In contrast to the short lifespan of what she refers to as “the supershoes” that elite athletes race in, she says keeping and wearing footwear for a long time is an increasingly important part of this battle. In the course of her 20 years as a running enthusiast, she has absorbed the received wisdom that if you start to feel some pain in the knees, it is time to change your shoes, or that if you have already run a lifespan total of around 500 kilometres in the same footwear, it is time for a new pair. Now, however, she believes many runners are pushing beyond the pain and the previously accepted distance limits in a bid to make the useful life of a pair of shoes longer and in doing so make their carbon footprint smaller.
She has worn some of the supershoes and understands why athletes and designers are so captivated by the benefits they offer. Her assessment of them from a sustainability point of view is that the foams, carbon-plates and other materials in their construction make it difficult to recover much of their value at the end of their short life. “But it is a very small proportion, perhaps 1%, of all footwear,” Ms O’Brien insists.
If these elite shoes last for, at most, a marathon or two, the athletes who wear them can try to make sure their other footwear, the shoes they wear when not competing, are longer-lasting. Another benefit Katy O’Brien identifies is that the desire to emulate, if not replicate, progress in performance in more mainstream shoes is leading to changes that will provide a sustainability bonus. She mentions some of the reductions in material use that deliver the all-important weight-savings at the front end and says they can also improve the recyclability of the product.

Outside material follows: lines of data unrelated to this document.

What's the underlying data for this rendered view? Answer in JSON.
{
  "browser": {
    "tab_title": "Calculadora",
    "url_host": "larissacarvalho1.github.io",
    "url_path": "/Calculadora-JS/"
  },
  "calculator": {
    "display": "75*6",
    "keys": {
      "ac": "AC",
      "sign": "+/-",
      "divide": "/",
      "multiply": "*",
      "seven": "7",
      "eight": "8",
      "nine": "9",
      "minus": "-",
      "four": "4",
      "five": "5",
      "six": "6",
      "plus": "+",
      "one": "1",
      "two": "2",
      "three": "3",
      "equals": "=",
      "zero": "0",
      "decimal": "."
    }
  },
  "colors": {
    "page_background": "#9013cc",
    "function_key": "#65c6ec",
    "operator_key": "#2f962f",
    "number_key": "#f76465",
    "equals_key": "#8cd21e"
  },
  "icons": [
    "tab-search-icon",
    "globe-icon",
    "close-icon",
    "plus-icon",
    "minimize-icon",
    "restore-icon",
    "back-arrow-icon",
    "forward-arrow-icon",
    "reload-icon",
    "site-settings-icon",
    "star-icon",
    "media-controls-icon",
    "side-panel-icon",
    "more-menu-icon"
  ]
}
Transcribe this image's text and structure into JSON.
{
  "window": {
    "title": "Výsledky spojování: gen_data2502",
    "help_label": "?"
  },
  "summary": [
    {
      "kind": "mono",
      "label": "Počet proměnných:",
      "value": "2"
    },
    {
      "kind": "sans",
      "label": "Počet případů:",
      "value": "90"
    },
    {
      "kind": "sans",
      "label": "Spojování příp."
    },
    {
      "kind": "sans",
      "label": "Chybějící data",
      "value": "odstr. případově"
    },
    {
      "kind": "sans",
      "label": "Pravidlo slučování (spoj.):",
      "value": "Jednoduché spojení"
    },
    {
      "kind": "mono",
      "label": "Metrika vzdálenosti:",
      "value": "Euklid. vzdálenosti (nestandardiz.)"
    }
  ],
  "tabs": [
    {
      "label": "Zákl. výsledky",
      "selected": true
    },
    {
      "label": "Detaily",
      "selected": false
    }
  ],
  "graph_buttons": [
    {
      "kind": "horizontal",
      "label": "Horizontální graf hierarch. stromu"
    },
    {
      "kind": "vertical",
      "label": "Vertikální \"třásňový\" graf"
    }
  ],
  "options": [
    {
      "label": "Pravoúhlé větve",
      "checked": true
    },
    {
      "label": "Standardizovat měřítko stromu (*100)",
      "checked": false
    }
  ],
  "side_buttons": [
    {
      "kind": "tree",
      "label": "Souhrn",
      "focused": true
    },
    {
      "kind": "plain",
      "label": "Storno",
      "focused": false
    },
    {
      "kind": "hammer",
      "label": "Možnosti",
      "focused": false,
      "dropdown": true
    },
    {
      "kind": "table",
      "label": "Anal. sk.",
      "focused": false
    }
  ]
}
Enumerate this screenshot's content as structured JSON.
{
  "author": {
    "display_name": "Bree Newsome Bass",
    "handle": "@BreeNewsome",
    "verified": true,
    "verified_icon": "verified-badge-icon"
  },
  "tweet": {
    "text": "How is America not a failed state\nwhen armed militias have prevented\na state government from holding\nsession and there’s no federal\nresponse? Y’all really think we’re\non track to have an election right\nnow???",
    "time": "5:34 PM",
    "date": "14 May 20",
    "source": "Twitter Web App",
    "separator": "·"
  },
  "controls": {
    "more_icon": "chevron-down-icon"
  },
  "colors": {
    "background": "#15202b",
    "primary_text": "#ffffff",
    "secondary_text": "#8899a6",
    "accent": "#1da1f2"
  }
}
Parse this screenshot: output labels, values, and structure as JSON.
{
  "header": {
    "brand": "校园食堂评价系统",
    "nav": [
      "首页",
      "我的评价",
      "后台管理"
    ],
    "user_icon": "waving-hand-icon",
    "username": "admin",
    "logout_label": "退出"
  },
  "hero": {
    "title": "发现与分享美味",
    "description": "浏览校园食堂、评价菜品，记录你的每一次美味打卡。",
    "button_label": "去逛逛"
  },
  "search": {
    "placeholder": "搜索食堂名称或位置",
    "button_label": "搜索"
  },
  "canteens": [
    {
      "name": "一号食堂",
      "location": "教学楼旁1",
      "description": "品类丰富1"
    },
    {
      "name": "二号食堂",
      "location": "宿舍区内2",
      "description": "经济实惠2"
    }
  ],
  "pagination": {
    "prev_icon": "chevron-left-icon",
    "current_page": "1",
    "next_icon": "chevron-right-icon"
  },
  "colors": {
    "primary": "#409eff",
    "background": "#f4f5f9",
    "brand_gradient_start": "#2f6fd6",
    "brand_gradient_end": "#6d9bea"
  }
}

“There is so much we can do to reduce waste,” she explains, “and the time has certainly come for us to stop talking about what might be possible and to start making meaningful change at scale.” Returning to New Balance’s target of achieving a 50% reduction in its scope-three emissions by 2030, Ms O’Brien has calculated that if the company could eliminate material waste, this would take care of 12% of the total, almost a quarter of the way to the goal.
Innovations in the Adizero Adios Pro Evo 1 include a forefoot rocker to trigger forward momentum.